Cape patients’ coughs aid in developing TB detection app

Stellenbosch University scientists are creating a mobile app that can differentiate between a cough caused by tuberculosis(TB) and coughs not related to TB.

Tuberculosis detector app

TB is a severe global infectious disease, yet numerous cases go undiagnosed, especially in low-income areas, due to outdated screening methods.

This leads to unnecessary testing of individuals who do not have TB, consuming precious resources.

According to IOL, this TB detector app is an innovation that will be used as a screening tool to determine which patient needs further testing, thereby fast-tracking the TB diagnosis process.

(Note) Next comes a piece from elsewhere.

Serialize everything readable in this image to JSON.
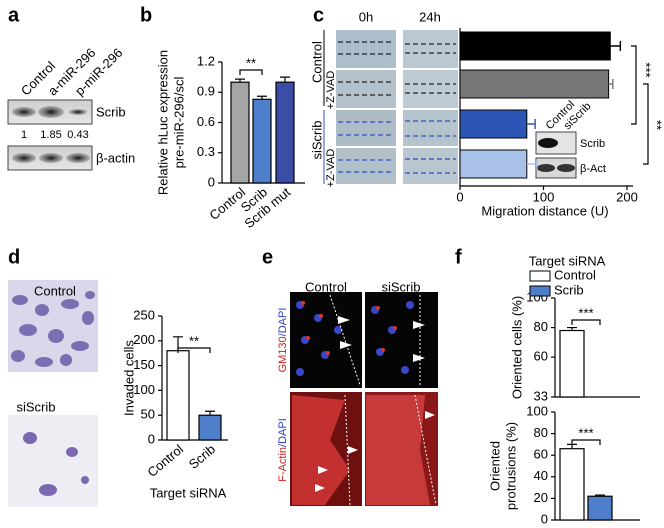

The cutting edge project is called  Cough Audio Triage for TB and it is conducted by researchers in the Clinical Mycobacteriology and Epidemiology Group at the Stellenbosch University’s Division of Molecular Biology and Human Genetics, along with partners in Europe and Africa.

Daphne Naidoo, the CAGE-TB project coordinator, stated that the project will fill a crucial diagnostic gap in TB.

According to IOL, the research was initiated in 2021 on the proof-of-concept research conducted by the CAGE-TB team, revealing that TB patients exhibit a unique cough sound distinct from both healthy individuals and those with other respiratory illnesses.

Naidoo emphasised that the app’s purpose is not to diagnose TB but to assist in triage. It will screen patients to identify those most likely to have TB, prioritizing them for additional sputum tests.

According to Naidoo, the research is being conducted in two phases: discovery and validation.

World TB Day

Each year the World Health Organization (WHO) always commemorates World TB Day aims to raise public awareness about the devastating health, social, and economic consequences of tuberculosis (TB) and to increase efforts to end the global TB epidemic.

According to WHO , the 24 March is World Tuberculosis Day and marks the day in 1882 when Dr. Robert Koch announced that he had discovered the bacterium that causes TB, which opened the way towards diagnosing and curing this disease.

Every year, the WHO has a theme to celebrate the day, and this year’s theme was ‘Yes! We can end TB!’ .There is hope that with high-level leadership, increased investments, and faster uptake of new WHO recommendations, we can turn the tide against the TB epidemic and get back on track.